Workers' Compensation for Occupational Cancer
Workers' compensation covers occupational cancers when you can establish the work-relatedness of your condition. Some states maintain presumption laws for certain workers, particularly firefighters, that assume specific cancers are work-related without requiring individual proof. These presumptions shift the burden to insurers to disprove occupational causation.
Benefits include medical expense coverage for cancer treatment, wage replacement during periods of disability, and death benefits for families of workers who succumb to occupational cancer. However, workers' comp benefits are limited and don't include compensation for pain and suffering or punitive damages against employers who knowingly exposed workers to carcinogens.
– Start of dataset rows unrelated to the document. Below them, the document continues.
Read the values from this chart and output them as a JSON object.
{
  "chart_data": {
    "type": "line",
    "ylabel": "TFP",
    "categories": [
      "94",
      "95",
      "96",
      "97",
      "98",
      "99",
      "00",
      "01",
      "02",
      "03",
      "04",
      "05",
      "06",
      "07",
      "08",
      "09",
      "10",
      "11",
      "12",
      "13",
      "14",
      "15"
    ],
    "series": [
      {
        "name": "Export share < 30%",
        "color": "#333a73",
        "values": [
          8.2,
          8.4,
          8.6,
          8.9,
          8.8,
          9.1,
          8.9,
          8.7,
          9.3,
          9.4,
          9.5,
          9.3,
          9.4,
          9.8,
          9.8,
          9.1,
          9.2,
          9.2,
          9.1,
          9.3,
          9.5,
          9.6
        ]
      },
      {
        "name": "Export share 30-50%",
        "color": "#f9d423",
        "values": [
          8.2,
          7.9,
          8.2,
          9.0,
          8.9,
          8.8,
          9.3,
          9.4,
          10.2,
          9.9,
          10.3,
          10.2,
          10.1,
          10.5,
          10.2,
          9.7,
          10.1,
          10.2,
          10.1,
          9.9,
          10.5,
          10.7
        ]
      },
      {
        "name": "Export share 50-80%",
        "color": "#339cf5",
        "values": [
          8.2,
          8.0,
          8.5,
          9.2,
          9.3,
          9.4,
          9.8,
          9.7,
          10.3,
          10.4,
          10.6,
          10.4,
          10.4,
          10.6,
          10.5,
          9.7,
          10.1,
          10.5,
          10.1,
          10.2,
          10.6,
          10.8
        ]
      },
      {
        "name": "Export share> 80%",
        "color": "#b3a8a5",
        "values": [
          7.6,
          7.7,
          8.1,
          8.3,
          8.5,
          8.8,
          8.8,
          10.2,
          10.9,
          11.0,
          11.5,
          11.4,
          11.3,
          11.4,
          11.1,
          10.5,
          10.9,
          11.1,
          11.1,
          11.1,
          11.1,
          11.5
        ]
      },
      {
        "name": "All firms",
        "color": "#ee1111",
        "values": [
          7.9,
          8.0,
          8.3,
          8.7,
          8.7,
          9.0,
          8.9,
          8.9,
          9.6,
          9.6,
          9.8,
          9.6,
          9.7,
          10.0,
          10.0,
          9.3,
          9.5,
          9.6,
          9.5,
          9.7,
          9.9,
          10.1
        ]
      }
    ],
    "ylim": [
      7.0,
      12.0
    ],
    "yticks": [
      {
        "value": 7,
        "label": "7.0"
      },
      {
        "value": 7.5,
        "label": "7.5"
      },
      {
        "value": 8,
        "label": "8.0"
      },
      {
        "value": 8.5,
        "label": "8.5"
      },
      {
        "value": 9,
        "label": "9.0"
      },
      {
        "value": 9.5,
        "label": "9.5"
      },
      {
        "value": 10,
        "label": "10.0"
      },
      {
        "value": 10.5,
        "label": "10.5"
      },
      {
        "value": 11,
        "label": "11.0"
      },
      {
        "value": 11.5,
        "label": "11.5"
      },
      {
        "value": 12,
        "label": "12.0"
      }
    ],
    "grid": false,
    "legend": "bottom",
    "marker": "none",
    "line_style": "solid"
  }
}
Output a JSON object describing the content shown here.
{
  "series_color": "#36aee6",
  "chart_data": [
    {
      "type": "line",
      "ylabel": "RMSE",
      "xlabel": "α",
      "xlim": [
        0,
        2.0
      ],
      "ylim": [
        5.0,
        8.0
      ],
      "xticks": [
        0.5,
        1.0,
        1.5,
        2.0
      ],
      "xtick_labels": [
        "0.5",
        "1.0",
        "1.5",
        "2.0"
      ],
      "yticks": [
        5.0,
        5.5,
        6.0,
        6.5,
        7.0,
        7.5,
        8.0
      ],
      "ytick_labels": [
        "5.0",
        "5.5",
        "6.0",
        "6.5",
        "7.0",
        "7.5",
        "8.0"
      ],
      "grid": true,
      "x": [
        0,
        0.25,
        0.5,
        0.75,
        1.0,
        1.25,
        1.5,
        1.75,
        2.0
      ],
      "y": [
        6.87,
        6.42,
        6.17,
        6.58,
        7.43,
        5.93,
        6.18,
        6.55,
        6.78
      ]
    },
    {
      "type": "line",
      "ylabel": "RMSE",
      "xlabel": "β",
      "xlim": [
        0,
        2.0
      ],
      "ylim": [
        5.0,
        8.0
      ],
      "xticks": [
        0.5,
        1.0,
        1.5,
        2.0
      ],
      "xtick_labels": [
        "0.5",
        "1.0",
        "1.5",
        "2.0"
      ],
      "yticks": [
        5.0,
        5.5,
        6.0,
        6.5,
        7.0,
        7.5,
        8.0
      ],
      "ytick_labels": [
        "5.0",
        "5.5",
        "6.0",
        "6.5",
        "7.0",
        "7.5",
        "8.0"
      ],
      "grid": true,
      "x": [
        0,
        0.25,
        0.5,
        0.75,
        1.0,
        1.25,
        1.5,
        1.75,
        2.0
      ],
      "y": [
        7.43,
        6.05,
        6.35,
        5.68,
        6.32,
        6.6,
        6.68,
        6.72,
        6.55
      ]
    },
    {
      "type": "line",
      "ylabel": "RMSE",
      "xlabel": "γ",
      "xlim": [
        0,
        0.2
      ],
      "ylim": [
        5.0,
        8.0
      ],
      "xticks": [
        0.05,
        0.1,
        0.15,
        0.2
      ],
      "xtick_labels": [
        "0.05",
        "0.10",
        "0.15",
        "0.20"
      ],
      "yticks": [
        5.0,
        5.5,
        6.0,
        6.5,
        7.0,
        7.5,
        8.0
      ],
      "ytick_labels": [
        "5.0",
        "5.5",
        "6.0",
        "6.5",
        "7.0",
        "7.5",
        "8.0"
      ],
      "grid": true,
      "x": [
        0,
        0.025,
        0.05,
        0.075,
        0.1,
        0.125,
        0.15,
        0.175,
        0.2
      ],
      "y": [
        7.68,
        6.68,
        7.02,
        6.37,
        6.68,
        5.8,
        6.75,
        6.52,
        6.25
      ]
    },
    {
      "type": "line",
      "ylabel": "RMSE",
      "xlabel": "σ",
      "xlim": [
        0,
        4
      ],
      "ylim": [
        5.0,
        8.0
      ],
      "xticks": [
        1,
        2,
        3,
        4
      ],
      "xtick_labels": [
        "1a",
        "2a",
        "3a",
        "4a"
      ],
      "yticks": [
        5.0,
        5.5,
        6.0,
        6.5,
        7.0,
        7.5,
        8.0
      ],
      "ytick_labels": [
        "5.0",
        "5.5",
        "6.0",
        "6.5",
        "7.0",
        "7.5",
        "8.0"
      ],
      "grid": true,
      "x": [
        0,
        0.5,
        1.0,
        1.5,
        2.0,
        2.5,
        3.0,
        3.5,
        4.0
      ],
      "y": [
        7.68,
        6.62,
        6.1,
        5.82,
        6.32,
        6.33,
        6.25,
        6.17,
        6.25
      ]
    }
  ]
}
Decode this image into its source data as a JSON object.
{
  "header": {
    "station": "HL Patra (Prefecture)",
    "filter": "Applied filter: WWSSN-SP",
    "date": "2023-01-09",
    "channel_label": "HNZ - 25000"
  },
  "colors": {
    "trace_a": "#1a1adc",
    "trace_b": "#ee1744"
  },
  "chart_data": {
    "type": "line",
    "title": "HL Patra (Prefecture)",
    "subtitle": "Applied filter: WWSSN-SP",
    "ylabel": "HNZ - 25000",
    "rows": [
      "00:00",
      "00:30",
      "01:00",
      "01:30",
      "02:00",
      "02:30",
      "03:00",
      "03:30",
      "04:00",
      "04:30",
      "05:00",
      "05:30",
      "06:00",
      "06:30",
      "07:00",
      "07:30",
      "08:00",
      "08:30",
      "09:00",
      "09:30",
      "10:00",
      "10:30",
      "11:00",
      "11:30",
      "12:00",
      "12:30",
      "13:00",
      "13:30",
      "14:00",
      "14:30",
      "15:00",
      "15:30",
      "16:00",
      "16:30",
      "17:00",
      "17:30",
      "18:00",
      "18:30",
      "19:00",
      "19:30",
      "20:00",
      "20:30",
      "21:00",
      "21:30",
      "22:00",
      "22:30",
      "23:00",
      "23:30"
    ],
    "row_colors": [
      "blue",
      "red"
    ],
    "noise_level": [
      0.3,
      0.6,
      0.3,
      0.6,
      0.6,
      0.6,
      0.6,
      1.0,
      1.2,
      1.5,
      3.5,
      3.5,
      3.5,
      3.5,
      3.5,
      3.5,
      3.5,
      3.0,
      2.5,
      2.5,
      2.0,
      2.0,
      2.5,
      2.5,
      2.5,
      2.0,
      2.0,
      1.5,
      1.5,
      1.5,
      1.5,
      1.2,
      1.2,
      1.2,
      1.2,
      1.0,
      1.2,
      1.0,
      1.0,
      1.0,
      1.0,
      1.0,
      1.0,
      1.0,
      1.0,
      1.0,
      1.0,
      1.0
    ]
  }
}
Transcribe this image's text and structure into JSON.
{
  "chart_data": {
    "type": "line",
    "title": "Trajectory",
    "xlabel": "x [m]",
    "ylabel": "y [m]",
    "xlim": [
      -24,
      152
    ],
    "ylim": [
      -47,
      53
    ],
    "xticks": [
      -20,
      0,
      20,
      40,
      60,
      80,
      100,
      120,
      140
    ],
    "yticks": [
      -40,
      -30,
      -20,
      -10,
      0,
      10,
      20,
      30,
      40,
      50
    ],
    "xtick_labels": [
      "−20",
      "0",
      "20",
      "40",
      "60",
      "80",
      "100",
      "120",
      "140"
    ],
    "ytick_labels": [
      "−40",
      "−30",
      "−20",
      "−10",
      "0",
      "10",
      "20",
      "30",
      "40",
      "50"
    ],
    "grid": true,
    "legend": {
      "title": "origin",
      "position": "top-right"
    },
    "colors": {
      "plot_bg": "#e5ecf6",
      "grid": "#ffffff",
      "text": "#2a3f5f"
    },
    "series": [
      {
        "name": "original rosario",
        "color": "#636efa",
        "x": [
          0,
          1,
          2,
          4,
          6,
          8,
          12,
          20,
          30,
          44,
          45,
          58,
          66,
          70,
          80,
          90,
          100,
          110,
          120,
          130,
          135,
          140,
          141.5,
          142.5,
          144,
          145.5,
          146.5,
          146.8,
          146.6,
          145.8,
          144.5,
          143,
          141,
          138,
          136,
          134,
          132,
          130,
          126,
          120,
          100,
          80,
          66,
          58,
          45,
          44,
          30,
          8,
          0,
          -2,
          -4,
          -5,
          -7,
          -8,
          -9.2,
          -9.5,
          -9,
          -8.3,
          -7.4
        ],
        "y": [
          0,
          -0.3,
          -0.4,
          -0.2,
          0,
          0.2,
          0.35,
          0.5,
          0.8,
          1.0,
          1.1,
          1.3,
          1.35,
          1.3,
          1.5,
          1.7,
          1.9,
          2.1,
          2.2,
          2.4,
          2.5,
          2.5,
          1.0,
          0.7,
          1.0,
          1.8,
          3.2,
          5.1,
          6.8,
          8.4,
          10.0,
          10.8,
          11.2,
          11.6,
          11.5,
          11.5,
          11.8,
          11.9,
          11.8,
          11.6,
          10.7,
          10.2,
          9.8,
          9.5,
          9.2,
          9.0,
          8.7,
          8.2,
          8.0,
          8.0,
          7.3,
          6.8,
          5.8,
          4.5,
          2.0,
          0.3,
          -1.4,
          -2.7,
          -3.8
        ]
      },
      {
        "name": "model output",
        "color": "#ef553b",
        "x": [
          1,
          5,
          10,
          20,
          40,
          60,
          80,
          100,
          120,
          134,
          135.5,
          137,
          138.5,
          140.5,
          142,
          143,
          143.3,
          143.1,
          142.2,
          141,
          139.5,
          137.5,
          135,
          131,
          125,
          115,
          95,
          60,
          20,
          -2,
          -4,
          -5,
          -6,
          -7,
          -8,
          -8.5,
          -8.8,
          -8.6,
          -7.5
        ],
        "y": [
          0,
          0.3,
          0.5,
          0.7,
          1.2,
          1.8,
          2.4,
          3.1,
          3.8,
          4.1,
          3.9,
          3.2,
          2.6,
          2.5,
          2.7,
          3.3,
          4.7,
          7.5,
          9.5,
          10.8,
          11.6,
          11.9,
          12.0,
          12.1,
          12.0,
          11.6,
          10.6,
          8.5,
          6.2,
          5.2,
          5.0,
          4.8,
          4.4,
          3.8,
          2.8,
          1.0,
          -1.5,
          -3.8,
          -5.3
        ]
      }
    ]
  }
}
Third-Party Liability Claims
Manufacturers of products containing carcinogens may face liability for failing to warn workers of known dangers. These third-party claims operate independently of workers' compensation and allow recovery of full compensatory damages including pain and suffering. When manufacturer conduct was particularly egregious, such as concealing known cancer risks, punitive damages may also be available.
Asbestos litigation has resulted in billions of dollars in recoveries for workers and their families, and similar litigation targets manufacturers of other products containing known carcinogens. These claims require specialized legal knowledge and expert testimony, but they can provide substantially greater compensation than workers' compensation alone.